Domanda

I have a huge master CouchDB database and slave read-only CouchDB database, that synchronizes with master database.
Because rate of changes is quick, and channel between servers is slow and unstable, I want to set order/priority to define what documents come first. I need to ensure that the documents with highest priority are definitely of the latest version, and I can ignore documents in the end of list.

SORTING, not FILTERING

If it is not possible, what solution could be?

Resource I have already looked at:
http://wiki.apache.org/couchdb/Replication
http://couchapp.org/page/index

UPDATE: the master database is actually Node.js NPM registry, and order is list of Most Depended-upon Packages. I am trying to make proxy, because cloning 50G always fails after a while. But the fact is "we don't need 90% of those modules, but quick & reliable access to those we depend on."

È stato utile?

Soluzione

The short answer is no.

The long answer is that CouchDB provides ACID guarantees at the individual document level only, by design. The replicator will update each document atomically when it replicates (as can anyone, the replicator is just using the public API) but does not guarantee ordering, this is mostly because it uses multiple http connections to improve throughput. You can configure that down to 1 if you like and you'll get better ordering, but it's not a panacea.

After the bigcouch merge, all bets are off, there will be multiple sources and multiple targets with no imposed total order.

Altri suggerimenti

CouchDB, out of the box, does not provide you with any options to control the order of replication.
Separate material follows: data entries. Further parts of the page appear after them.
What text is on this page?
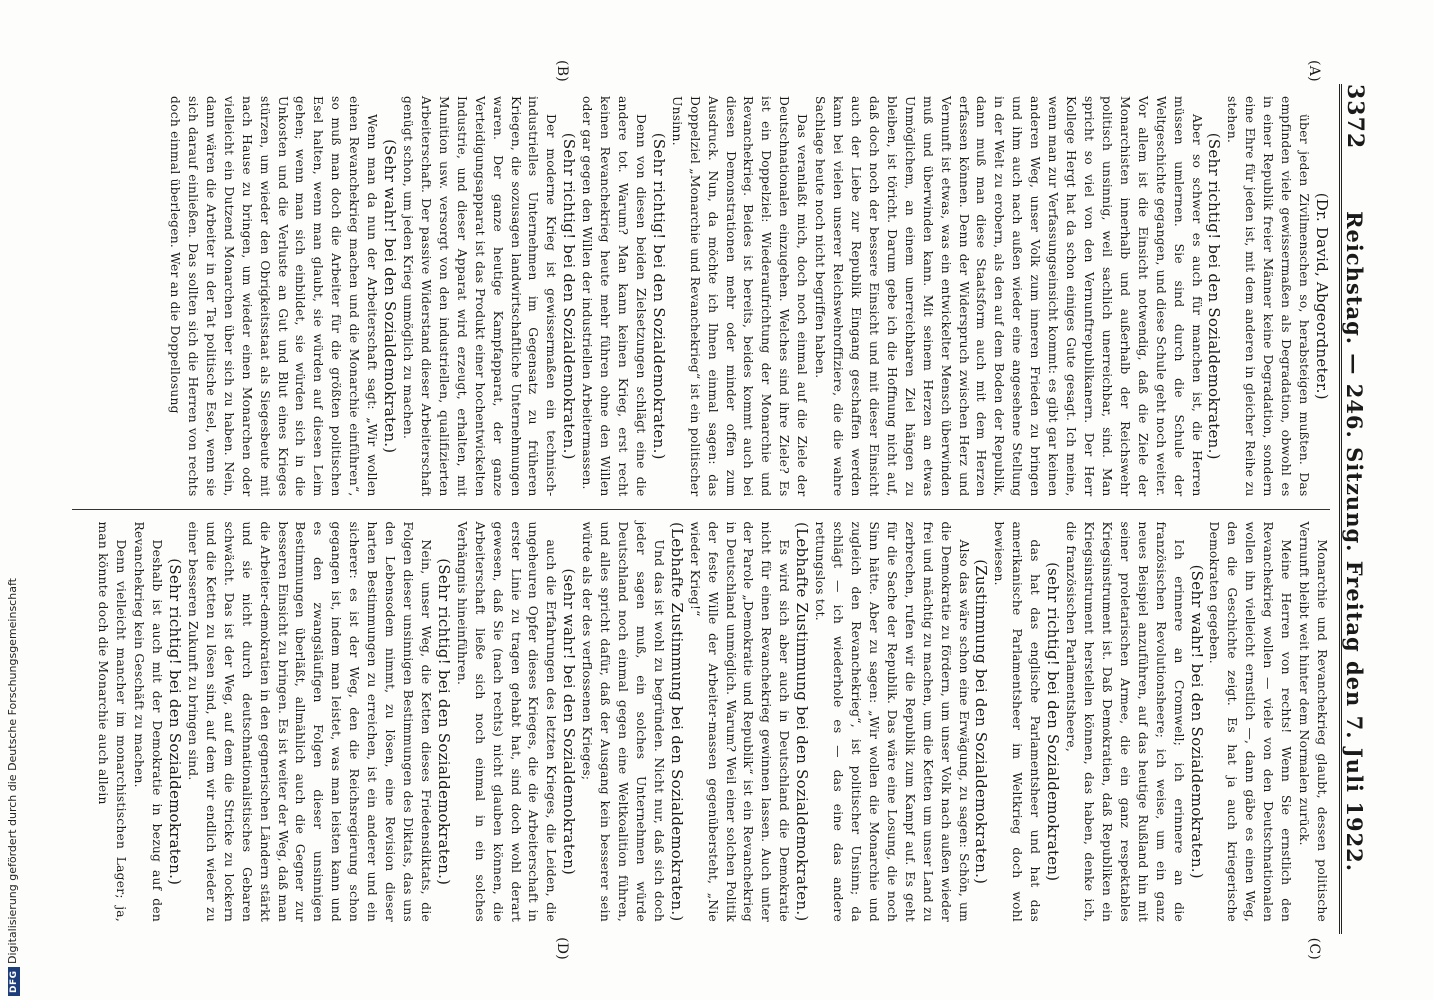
3372
Reichstag. — 246. Sitzung. Freitag den 7. Juli 1922.
(A)
(B)

(Dr. David, Abgeordneter.)

über jeden Zivilmenschen so, herabsteigen mußten. Das empfinden viele gewissermaßen als Degradation, obwohl es in einer Republik freier Männer keine Degradation, sondern eine Ehre für jeden ist, mit dem anderen in gleicher Reihe zu stehen.

(Sehr richtig! bei den Sozialdemokraten.)

Aber so schwer es auch für manchen ist, die Herren müssen umlernen. Sie sind durch die Schule der Weltgeschichte gegangen, und diese Schule geht noch weiter. Vor allem ist die Einsicht notwendig, daß die Ziele der Monarchisten innerhalb und außerhalb der Reichswehr politisch unsinnig, weil sachlich unerreichbar, sind. Man spricht so viel von den Vernunftrepublikanern. Der Herr Kollege Hergt hat da schon einiges Gute gesagt. Ich meine, wenn man zur Verfassungseinsicht kommt: es gibt gar keinen anderen Weg, unser Volk zum inneren Frieden zu bringen und ihm auch nach außen wieder eine angesehene Stellung in der Welt zu erobern, als den auf dem Boden der Republik, dann muß man diese Staatsform auch mit dem Herzen erfassen können. Denn der Widerspruch zwischen Herz und Vernunft ist etwas, was ein entwickelter Mensch überwinden muß und überwinden kann. Mit seinem Herzen an etwas Unmöglichem, an einem unerreichbaren Ziel hängen zu bleiben, ist töricht. Darum gebe ich die Hoffnung nicht auf, daß doch noch der bessere Einsicht und mit dieser Einsicht auch der Liebe zur Republik Eingang geschaffen werden kann bei vielen unserer Reichswehroffiziere, die die wahre Sachlage heute noch nicht begriffen haben.

Das veranlaßt mich, doch noch einmal auf die Ziele der Deutschnationalen einzugehen. Welches sind ihre Ziele? Es ist ein Doppelziel: Wiederaufrichtung der Monarchie und Revanchekrieg. Beides ist bereits, beides kommt auch bei diesen Demonstrationen mehr oder minder offen zum Ausdruck. Nun, da möchte ich Ihnen einmal sagen: das Doppelziel „Monarchie und Revanchekrieg“ ist ein politischer Unsinn.

(Sehr richtig! bei den Sozialdemokraten.)

Denn von diesen beiden Zielsetzungen schlägt eine die andere tot. Warum? Man kann keinen Krieg, erst recht keinen Revanchekrieg heute mehr führen ohne den Willen oder gar gegen den Willen der industriellen Arbeitermassen.

(Sehr richtig! bei den Sozialdemokraten.)

Der moderne Krieg ist gewissermaßen ein technisch-industrielles Unternehmen im Gegensatz zu früheren Kriegen, die sozusagen landwirtschaftliche Unternehmungen waren. Der ganze heutige Kampfapparat, der ganze Verteidigungsapparat ist das Produkt einer hochentwickelten Industrie, und dieser Apparat wird erzeugt, erhalten, mit Munition usw. versorgt von den industriellen, qualifizierten Arbeiterschaft. Der passive Widerstand dieser Arbeiterschaft genügt schon, um jeden Krieg unmöglich zu machen.

(Sehr wahr! bei den Sozialdemokraten.)

Wenn man da nun der Arbeiterschaft sagt: „Wir wollen einen Revanchekrieg machen und die Monarchie einführen“, so muß man doch die Arbeiter für die größten politischen Esel halten, wenn man glaubt, sie würden auf diesen Leim gehen; wenn man sich einbildet, sie würden sich in die Unkosten und die Verluste an Gut und Blut eines Krieges stürzen, um wieder den Obrigkeitsstaat als Siegesbeute mit nach Hause zu bringen, um wieder einen Monarchen oder vielleicht ein Dutzend Monarchen über sich zu haben. Nein, dann wären die Arbeiter in der Tat politische Esel, wenn sie sich darauf einließen. Das sollten sich die Herren von rechts doch einmal überlegen. Wer an die Doppellosung

(C)
(D)

Monarchie und Revanchekrieg glaubt, dessen politische Vernunft bleibt weit hinter dem Normalen zurück.

Meine Herren von rechts! Wenn Sie ernstlich den Revanchekrieg wollen — viele von den Deutschnationalen wollen ihn vielleicht ernstlich —, dann gäbe es einen Weg, den die Geschichte zeigt. Es hat ja auch kriegerische Demokraten gegeben.

(Sehr wahr! bei den Sozialdemokraten.)

Ich erinnere an Cromwell; ich erinnere an die französischen Revolutionsheere; ich weise, um ein ganz neues Beispiel anzuführen, auf das heutige Rußland hin mit seiner proletarischen Armee, die ein ganz respektables Kriegsinstrument ist. Daß Demokratien, daß Republiken ein Kriegsinstrument herstellen können, das haben, denke ich, die französischen Parlamentsheere,

(sehr richtig! bei den Sozialdemokraten)

das hat das englische Parlamentsheer und hat das amerikanische Parlamentsheer im Weltkrieg doch wohl bewiesen.

(Zustimmung bei den Sozialdemokraten.)

Also das wäre schon eine Erwägung, zu sagen: Schön, um die Demokratie zu fördern, um unser Volk nach außen wieder frei und mächtig zu machen, um die Ketten um unser Land zu zerbrechen, rufen wir die Republik zum Kampf auf. Es geht für die Sache der Republik. Das wäre eine Losung, die noch Sinn hätte. Aber zu sagen: „Wir wollen die Monarchie und zugleich den Revanchekrieg“, ist politischer Unsinn; da schlägt — ich wiederhole es — das eine das andere rettungslos tot.

(Lebhafte Zustimmung bei den Sozialdemokraten.)

Es wird sich aber auch in Deutschland die Demokratie nicht für einen Revanchekrieg gewinnen lassen. Auch unter der Parole „Demokratie und Republik“ ist ein Revanchekrieg in Deutschland unmöglich. Warum? Weil einer solchen Politik der feste Wille der Arbeiter-massen gegenübersteht, „Nie wieder Krieg!“

(Lebhafte Zustimmung bei den Sozialdemokraten.)

Und das ist wohl zu begründen. Nicht nur, daß sich doch jeder sagen muß, ein solches Unternehmen würde Deutschland noch einmal gegen eine Weltkoalition führen, und alles spricht dafür, daß der Ausgang kein besserer sein würde als der des verflossenen Krieges;

(sehr wahr! bei den Sozialdemokraten)

auch die Erfahrungen des letzten Krieges, die Leiden, die ungeheuren Opfer dieses Krieges, die die Arbeiterschaft in erster Linie zu tragen gehabt hat, sind doch wohl derart gewesen, daß Sie (nach rechts) nicht glauben können, die Arbeiterschaft ließe sich noch einmal in ein solches Verhängnis hineinführen.

(Sehr richtig! bei den Sozialdemokraten.)

Nein, unser Weg, die Ketten dieses Friedensdiktats, die Folgen dieser unsinnigen Bestimmungen des Diktats, das uns den Lebensodem nimmt, zu lösen, eine Revision dieser harten Bestimmungen zu erreichen, ist ein anderer und ein sicherer: es ist der Weg, den die Reichsregierung schon gegangen ist, indem man leistet, was man leisten kann und es den zwangsläufigen Folgen dieser unsinnigen Bestimmungen überläßt, allmählich auch die Gegner zur besseren Einsicht zu bringen. Es ist weiter der Weg, daß man die Arbeiter-demokratien in den gegnerischen Ländern stärkt und sie nicht durch deutschnationalistisches Gebaren schwächt. Das ist der Weg, auf dem die Stricke zu lockern und die Ketten zu lösen sind, auf dem wir endlich wieder zu einer besseren Zukunft zu bringen sind.

(Sehr richtig! bei den Sozialdemokraten.)

Deshalb ist auch mit der Demokratie in bezug auf den Revanchekrieg kein Geschäft zu machen.

Denn vielleicht mancher im monarchistischen Lager; ja, man könnte doch die Monarchie auch allein

DFG Digitalisierung gefördert durch die Deutsche Forschungsgemeinschaft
I'm guessing you could piece something together if you keep documents with different priorities in different databases on the master, though. Then, you could replicate the high-priority master database into the slave database first, replicate lower-priority databases after that, etc.

You could set up filtered replication or named document replication:

Both of these are alternatives to replicating an entire database. You could do the replication in smaller batch sizes, and order the batches to match your priorities.